The system for an illustrative embodiment of the present invention includes a locator/constructor module for constructing an arbitrary progressive mesh representation; a pre-processing module for loading the progressive mesh representation into a memory of a computer system, re-parameterizing the progressive mesh representation and performing pre-processing on a set of selective refinement criteria; and a renderer module for receiving changes in view-dependent parameters, evaluating selective refinement criteria, adaptively refining a re-parameterized progressive mesh representation, and rendering active faces. However, the system can include more or fewer modules and can combine functionality of the modules into more or fewer modules.

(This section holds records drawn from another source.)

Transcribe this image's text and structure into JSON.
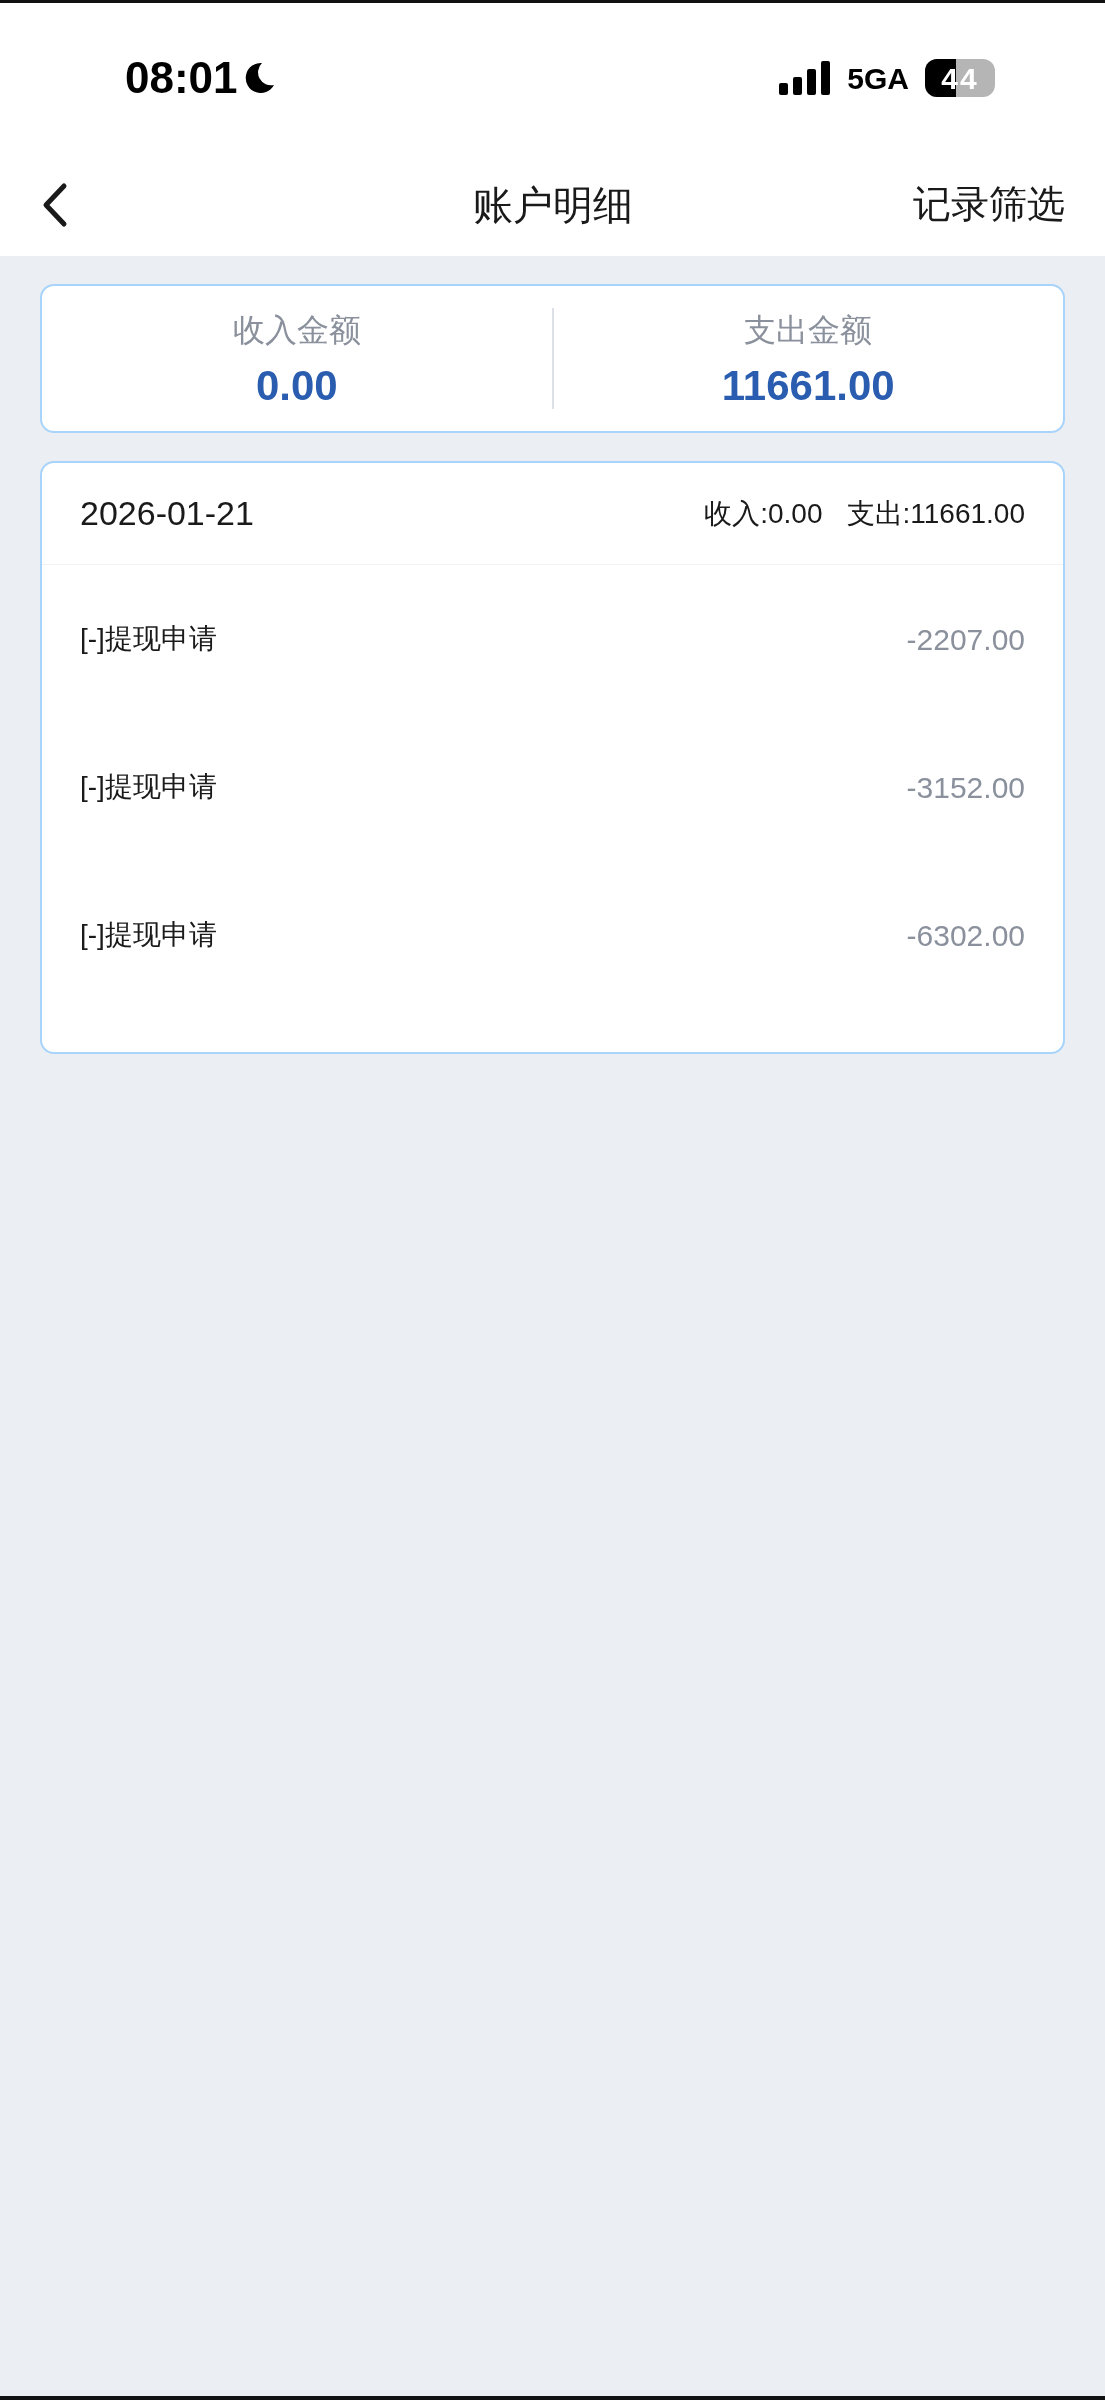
{
  "status_bar": {
    "time": "08:01",
    "network": "5GA",
    "battery": "44"
  },
  "nav": {
    "title": "账户明细",
    "action": "记录筛选"
  },
  "summary": [
    {
      "label": "收入金额",
      "amount": "0.00"
    },
    {
      "label": "支出金额",
      "amount": "11661.00"
    }
  ],
  "day": {
    "date": "2026-01-21",
    "income": "收入:0.00",
    "expense": "支出:11661.00",
    "records": [
      {
        "title": "[-]提现申请",
        "amount": "-2207.00"
      },
      {
        "title": "[-]提现申请",
        "amount": "-3152.00"
      },
      {
        "title": "[-]提现申请",
        "amount": "-6302.00"
      }
    ]
  }
}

The general method for adaptively refining an arbitrary progressive mesh with a set of constrained mesh transformations using a set of selective refinement criteria includes selecting an arbitrary progressive mesh representation. A set of mesh transformations, constraints on the set of mesh transformations, and a set of selective refinement criteria are selected. At run-time, the refinement of the progressive mesh representation is adjusted by adding geometric primitives to the progressive mesh representation using the constrained set of mesh transformations and the set of selective refinement criteria to create a first approximation of a selectively refined mesh. The selectively refined mesh is adaptively refined by navigating through the selectively refined mesh. Adaptive refinement allows areas of the selectively refined mesh to be further refined, while other areas of the same selectively refined mesh are coarsened. This method allows an arbitrary progressive mesh representation for an arbitrary geometric model to be adaptively refined. The method is also very flexible as a developer can choose the set of selective refinement criteria. The selective refinement criteria can be view-dependent, or based on some other set of dependencies providing flexibility to adaptively refine a progressive mesh representation for a large number of purposes.